Cette dérogation légale est, en outre, assortie d’un certain nombre d’obligations31) en matière de transparence financière, de fonctionnement démocratique de l’organisme ainsi que d’adéquation de la rémunération aux sujétions imposées aux dirigeants concernés. Une telle approche plus ouverte du critère de gestion désintéressée permet ainsi aux associations de pallier les difficultés qu’elles rencontrent pour fidéliser ou renouveler leurs dirigeants, en particulier parmi celles les plus importantes.
Gestion des excédents
Il est désormais reconnu aux associations la capacité de dégager des excédents, lesquels sont désormais considérés par l’administration fiscale comme les « reflets d’une gestion saine et prudente »32), peu importe que ceux-ci soient réalisés à titre accidentel, habituel ou systématiquement recherchés33). En réalité, c’est donc bien l’affectation de ces excédents qui est déterminante et non l’intention qui anime leurs auteurs.
Dès lors, lorsque les excédents sont affectés à l’exécution des prestations non lucratives de l’association, celle-ci conserve son statut d’OSBL34). Il n’en va pas de même lorsque ceux-ci font l’objet d’une utilisation manifestement abusive (rémunérations excessives versées aux dirigeants ou dépenses somptuaires au bénéfice de membres) ou l’objet de placements systématiques.
Politique de rémunération
Le maintien du statut d’OSBL empêche toute mise en œuvre d’une politique de rémunération exagérée ou injustifiée. Cette règle s’applique non seulement aux salariés et dirigeants associatifs, mais également aux fournisseurs de ces groupements, peu importe la nature de la rémunération, qu’elle soit directe ou indirecte – par exemple via la filiale dédiée –, versée sous la forme de salaires, d’honoraires ou d’avantages en nature.

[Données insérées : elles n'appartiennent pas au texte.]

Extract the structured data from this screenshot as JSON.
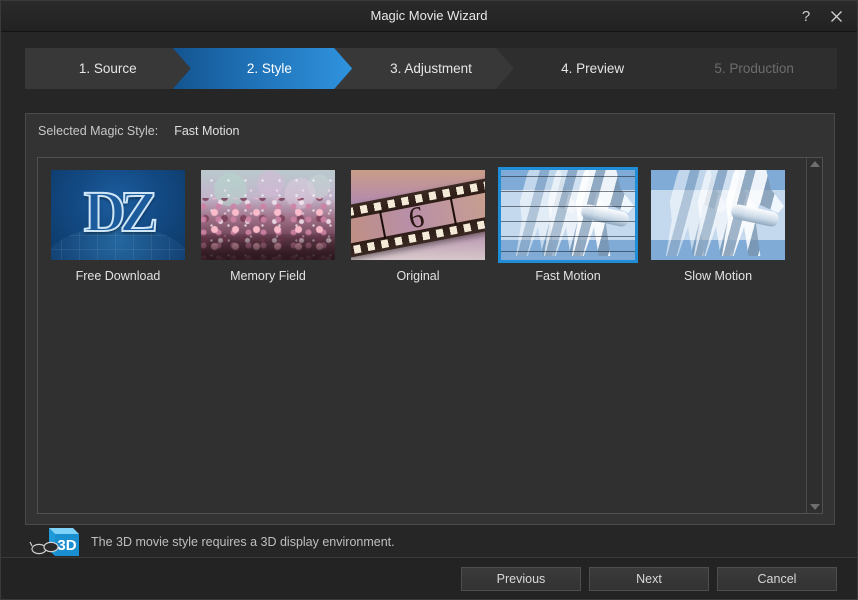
{
  "window": {
    "title": "Magic Movie Wizard",
    "help_icon": "question-mark-icon",
    "close_icon": "close-icon"
  },
  "steps": [
    {
      "label": "1. Source",
      "state": "normal"
    },
    {
      "label": "2. Style",
      "state": "active"
    },
    {
      "label": "3. Adjustment",
      "state": "normal"
    },
    {
      "label": "4. Preview",
      "state": "normal"
    },
    {
      "label": "5. Production",
      "state": "disabled"
    }
  ],
  "panel": {
    "selected_style_label": "Selected Magic Style:",
    "selected_style_value": "Fast Motion"
  },
  "styles": [
    {
      "label": "Free Download",
      "art": "dz",
      "selected": false
    },
    {
      "label": "Memory Field",
      "art": "memory",
      "selected": false
    },
    {
      "label": "Original",
      "art": "original",
      "selected": false
    },
    {
      "label": "Fast Motion",
      "art": "fast",
      "selected": true
    },
    {
      "label": "Slow Motion",
      "art": "slow",
      "selected": false
    }
  ],
  "film_frame_number": "6",
  "scrollbar": {
    "up_icon": "scroll-up-arrow-icon",
    "down_icon": "scroll-down-arrow-icon"
  },
  "notice": {
    "icon": "3d-cube-glasses-icon",
    "icon_text": "3D",
    "text": "The 3D movie style requires a 3D display environment."
  },
  "footer": {
    "previous_label": "Previous",
    "next_label": "Next",
    "cancel_label": "Cancel"
  },
  "colors": {
    "accent": "#1f8ed6",
    "step_active_start": "#14548f",
    "step_active_end": "#2f93de",
    "panel_bg": "#333333",
    "window_bg": "#262626"
  }
}
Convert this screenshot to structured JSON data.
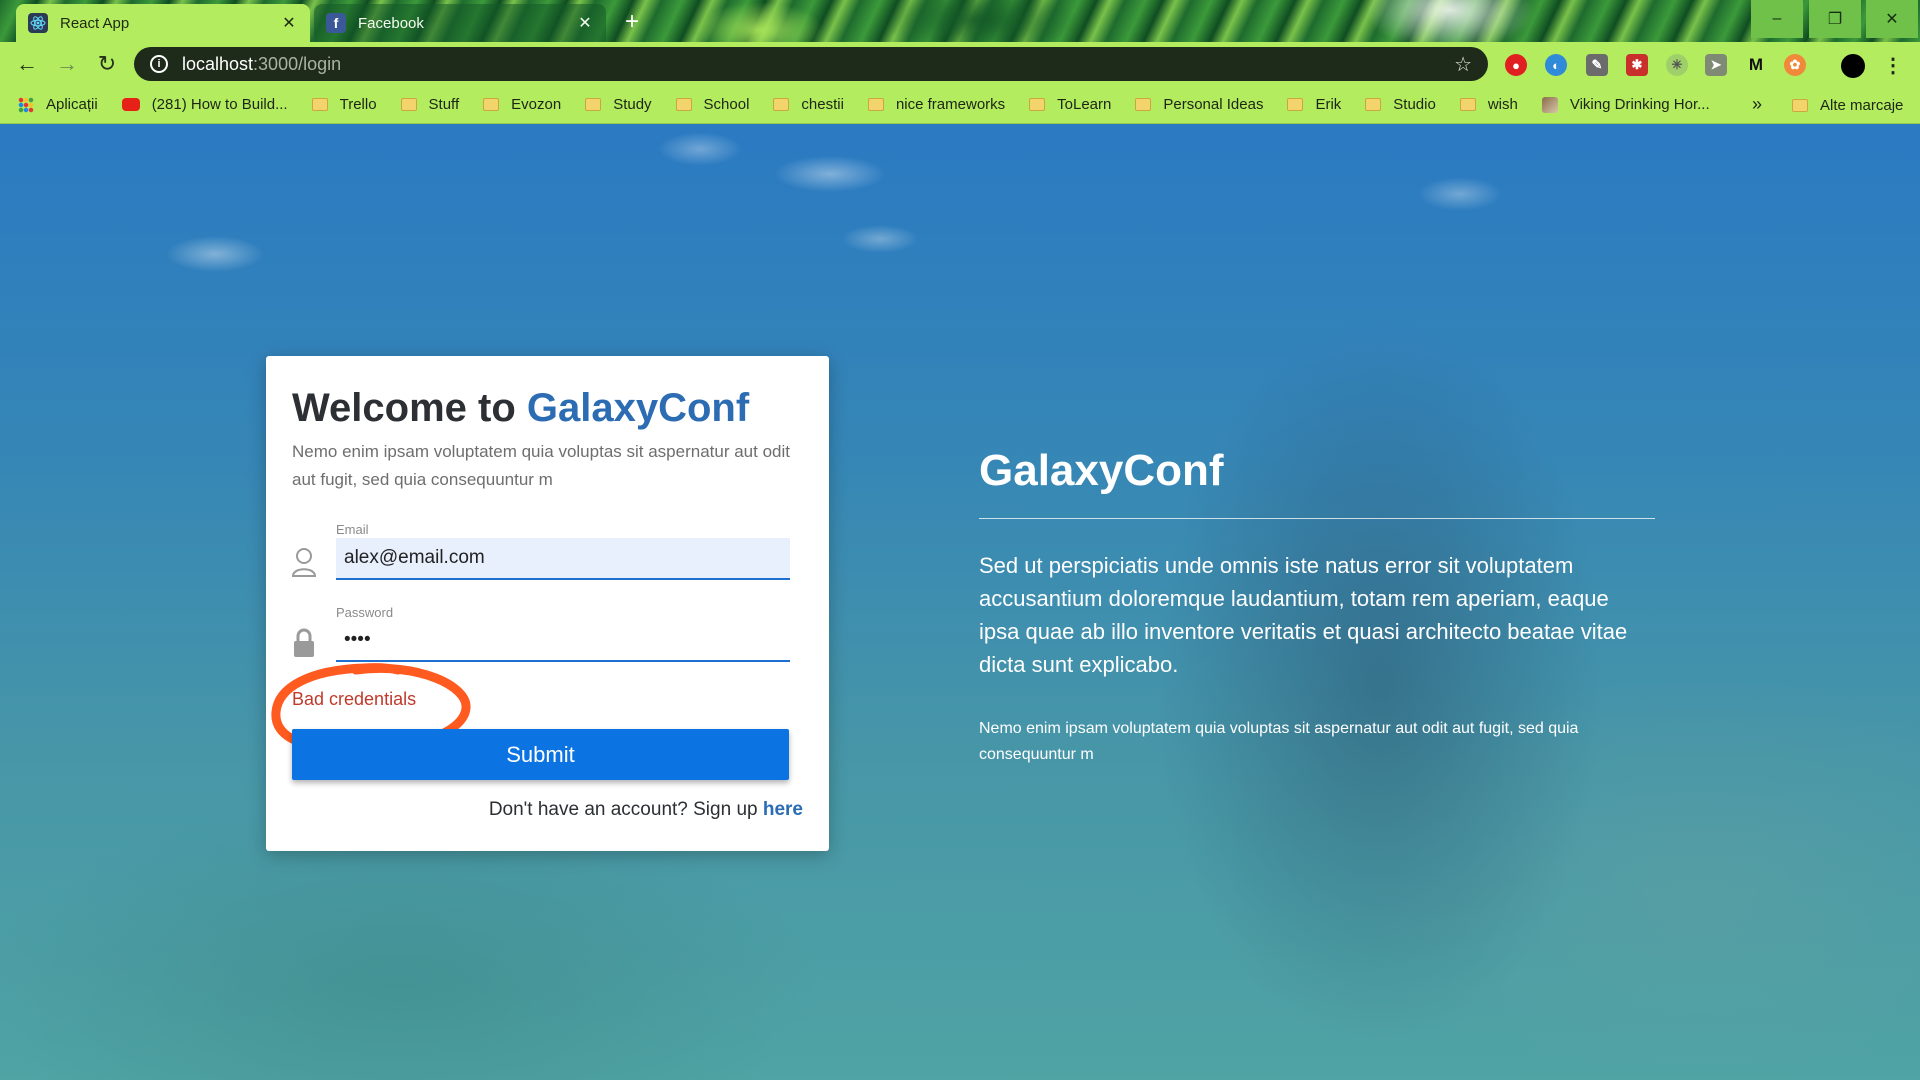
{
  "browser": {
    "tabs": [
      {
        "title": "React App",
        "close": "✕"
      },
      {
        "title": "Facebook",
        "close": "✕"
      }
    ],
    "new_tab": "+",
    "window_controls": {
      "minimize": "–",
      "restore": "❐",
      "close": "✕"
    },
    "address": {
      "host": "localhost",
      "path": ":3000/login"
    },
    "bookmarks": [
      "Aplicații",
      "(281) How to Build...",
      "Trello",
      "Stuff",
      "Evozon",
      "Study",
      "School",
      "chestii",
      "nice frameworks",
      "ToLearn",
      "Personal Ideas",
      "Erik",
      "Studio",
      "wish",
      "Viking Drinking Hor..."
    ],
    "bookmarks_more": "»",
    "other_bookmarks": "Alte marcaje",
    "extension_m": "M"
  },
  "login": {
    "title_prefix": "Welcome to ",
    "title_brand": "GalaxyConf",
    "subtitle": "Nemo enim ipsam voluptatem quia voluptas sit aspernatur aut odit aut fugit, sed quia consequuntur m",
    "email_label": "Email",
    "email_value": "alex@email.com",
    "password_label": "Password",
    "password_value": "••••",
    "error": "Bad credentials",
    "submit": "Submit",
    "signup_text": "Don't have an account? Sign up ",
    "signup_link": "here"
  },
  "hero": {
    "title": "GalaxyConf",
    "lead": "Sed ut perspiciatis unde omnis iste natus error sit voluptatem accusantium doloremque laudantium, totam rem aperiam, eaque ipsa quae ab illo inventore veritatis et quasi architecto beatae vitae dicta sunt explicabo.",
    "small": "Nemo enim ipsam voluptatem quia voluptas sit aspernatur aut odit aut fugit, sed quia consequuntur m"
  },
  "colors": {
    "brand": "#2b6cb3",
    "submit": "#0b74e2",
    "error": "#c0392b",
    "annotation": "#ff5a1f",
    "chrome_frame": "#b3ec5e"
  }
}
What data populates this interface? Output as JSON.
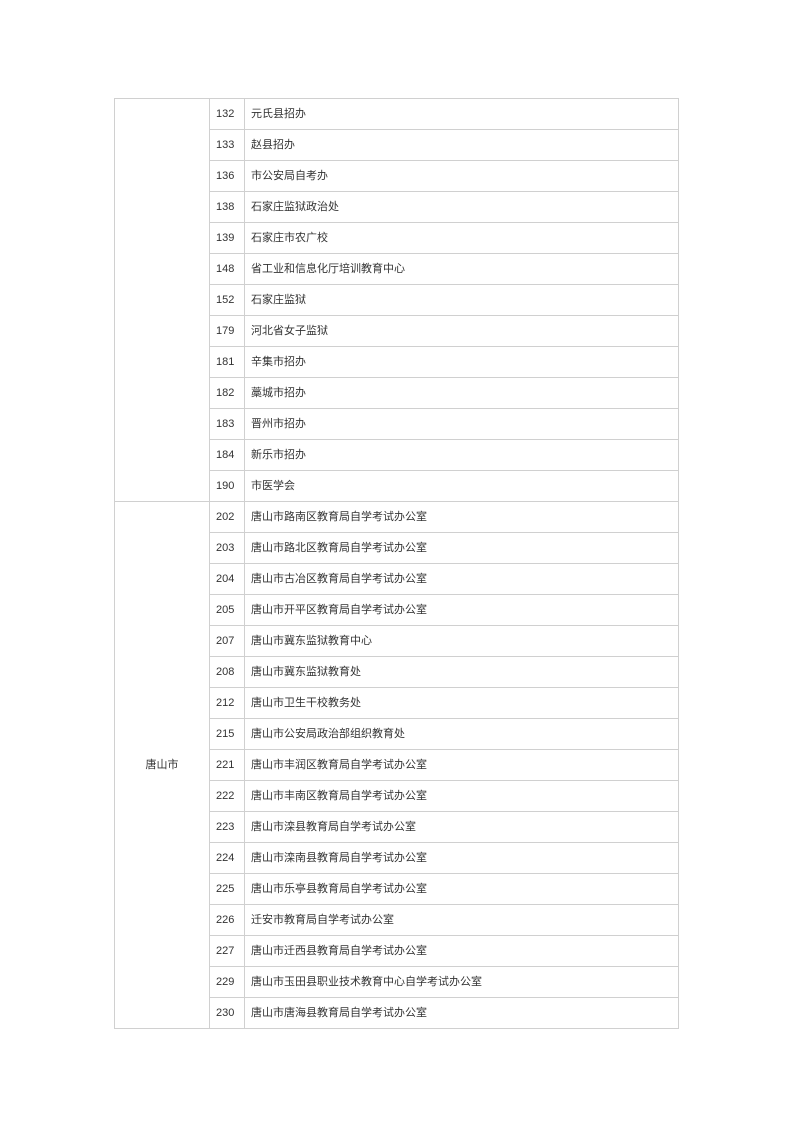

Concernant les salariés, le fait de prévoir un complément de rémunération déterminé en fonction d’un résultat physique (nombre de contrats conclus ou d’articles vendus), une modulation déterminée en fonction du chiffre d’affaires de l’organisme ou d’un solde comptable est de nature à affecter le caractère désintéressé de la gestion de l’organisme et constitue l’indice d’une démarche lucrative. En revanche, un intéressement lié à l’amélioration du service non lucratif rendu par l’association ne caractérise pas une gestion intéressée35).
Cogestion
L’intégration des salariés dans la gouvernance de l’association n’entraîne pas ipso facto une remise en question de son statut d’OSBL. En effet, les règles fiscales36) admettent la possibilité d’ouvrir les organes de gestion associative aux représentants des salariés dans la mesure où ces derniers n’occupent pas plus d’un quart des postes au conseil d’administration et ne figurent pas au nombre des membres du bureau.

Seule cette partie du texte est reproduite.